The ANZ bank has underlined how women earn less than men and it not only hurts them each year to the tune of $295 a week, or $15,000 a year, it really crushes their future super positions.
The bank is giving free advice for women with less than $50,000 in super, which is a great marketing idea, but I’ll give all women some free advice right here, right now!
To make sure that in 30 years time we don’t read this sort of thing that I saw in the SMH yesterday: “One in five women yet to retire have no superannuation, and nearly 40 per cent report having no personal income at the age of retirement”, here are some super tips.
First, women in their early 20s can avoid a super problem really easily for only $40 a week for nine years. If a young woman or a young man (as it works for both sexes), saved $2000 a year, or $40 a week, between the ages of 21 and 30 and they slammed it into super, that $18,000 would snowball into over half-a-million by the time of retirement. And if the $2,000 contribution continues each year until retirement, then the nest egg grows to over a million dollars!
Thankfully, a lot of women will be helped by compulsory super, which is taking out more than $2,000 from many young women’s wages from an early age. However work is often discontinued for family reasons and that’s why I want women to go mad on super when they’re footloose and fancy-free! Every older woman who reads this and who loves their daughter, niece, granddaughter, etc. has to bring up this conversation with their loved one!
Divorce and crumby wages can crush a woman’s potential super and explains why, on average, women have $44,000 in their super funds compared to $82,000 for men.
The early contribution of $2,000 for nine years means that compound interest (or the snowball effect) works in your favour over time, turning $18,000 into over $500,000, which is a pretty good reason to save $40 a week for only nine years!
Second, women have to change their focus and have to create a plan to earn more, save more and invest more. No one achieves better things in life without commitment, a change of attitude, some knowledge to give an advantage, and taking action.
Third, women need to remember that education is a great way to increase their chances of not having a super poverty issue in their latter years but even though 42% of women between 25 and 29 have a university degree compared to men at 31%, women still earn up to 36% less!
Apart from wage discrimination, being a mum and divorce also work against women, so choose your male wisely! And have this conversation with your partner.

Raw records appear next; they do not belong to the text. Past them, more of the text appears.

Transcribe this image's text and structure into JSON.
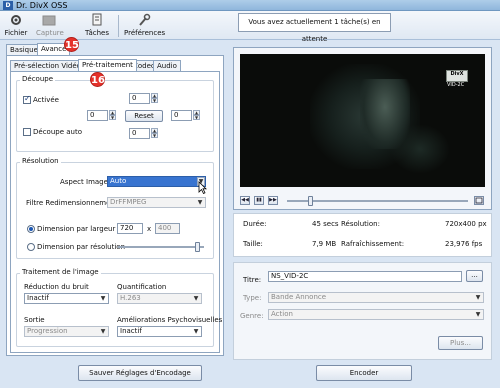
{
  "window": {
    "title": "Dr. DivX OSS"
  },
  "toolbar": {
    "items": [
      {
        "label": "Fichier",
        "icon": "gear-icon",
        "enabled": true
      },
      {
        "label": "Capture",
        "icon": "folder-icon",
        "enabled": false
      },
      {
        "label": "Tâches",
        "icon": "tasks-icon",
        "enabled": true
      },
      {
        "label": "Préférences",
        "icon": "wrench-icon",
        "enabled": true
      }
    ],
    "status": "Vous avez actuellement 1 tâche(s) en attente"
  },
  "mode_tabs": [
    "Basique",
    "Avancé"
  ],
  "badges": {
    "b15": "15",
    "b16": "16"
  },
  "sub_tabs": [
    "Pré-sélection Vidéo",
    "Pré-traitement",
    "Codec",
    "Audio"
  ],
  "decoupe": {
    "legend": "Découpe",
    "activee_label": "Activée",
    "activee_checked": true,
    "top": "0",
    "left": "0",
    "right": "0",
    "bottom": "0",
    "reset_label": "Reset",
    "auto_label": "Découpe auto",
    "auto_checked": false
  },
  "resolution": {
    "legend": "Résolution",
    "aspect_label": "Aspect Image",
    "aspect_value": "Auto",
    "filtre_label": "Filtre Redimensionnement",
    "filtre_value": "DrFFMPEG",
    "dim_largeur_label": "Dimension par largeur",
    "largeur": "720",
    "times": "x",
    "hauteur": "400",
    "dim_resolution_label": "Dimension par résolution",
    "resolution_slider": 0.95
  },
  "traitement": {
    "legend": "Traitement de l'image",
    "bruit_label": "Réduction du bruit",
    "bruit_value": "Inactif",
    "quant_label": "Quantification",
    "quant_value": "H.263",
    "sortie_label": "Sortie",
    "sortie_value": "Progression",
    "psycho_label": "Améliorations Psychovisuelles",
    "psycho_value": "Inactif"
  },
  "player": {
    "logo": "DivX",
    "code": "VID-2C",
    "buttons": [
      "◀◀",
      "▮▮",
      "▶▶"
    ],
    "position": 0.12
  },
  "info": {
    "duree_label": "Durée:",
    "duree_value": "45 secs",
    "resolution_label": "Résolution:",
    "resolution_value": "720x400 px",
    "taille_label": "Taille:",
    "taille_value": "7,9 MB",
    "rafraich_label": "Rafraîchissement:",
    "rafraich_value": "23,976 fps"
  },
  "meta": {
    "titre_label": "Titre:",
    "titre_value": "NS_VID-2C",
    "browse_label": "...",
    "type_label": "Type:",
    "type_value": "Bande Annonce",
    "genre_label": "Genre:",
    "genre_value": "Action",
    "plus_label": "Plus..."
  },
  "footer": {
    "save_label": "Sauver Réglages d'Encodage",
    "encode_label": "Encoder"
  }
}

Fourth, make sure you read your super statements and see if you are being charged more than 1%. If you are, switch to a well known, long-term successful industry fund such as Australian Super, Rest and others like these that have continued to do well with relatively low fees.
Finally, don’t be afraid to talk to people — experts and successful people. When you have money, it can be wise to pay for good, trustworthy advice from an accountant or financial adviser but make sure they’re honest and don’t overcharge!
Nowadays we go to dieticians to lose weight, personal trainers to get fit and hairdressers to look good. To become wealthy, you might need insights from experts or those who can give your guidance. You could read this website daily and watch a great program dedicated to making its viewers wealthy — Switzer of the Sky News Money channel!
People who have disappointing life outcomes can be unlucky but all too often it is explained by this wise observation: “People don’t plan to fail, they fail to plan.”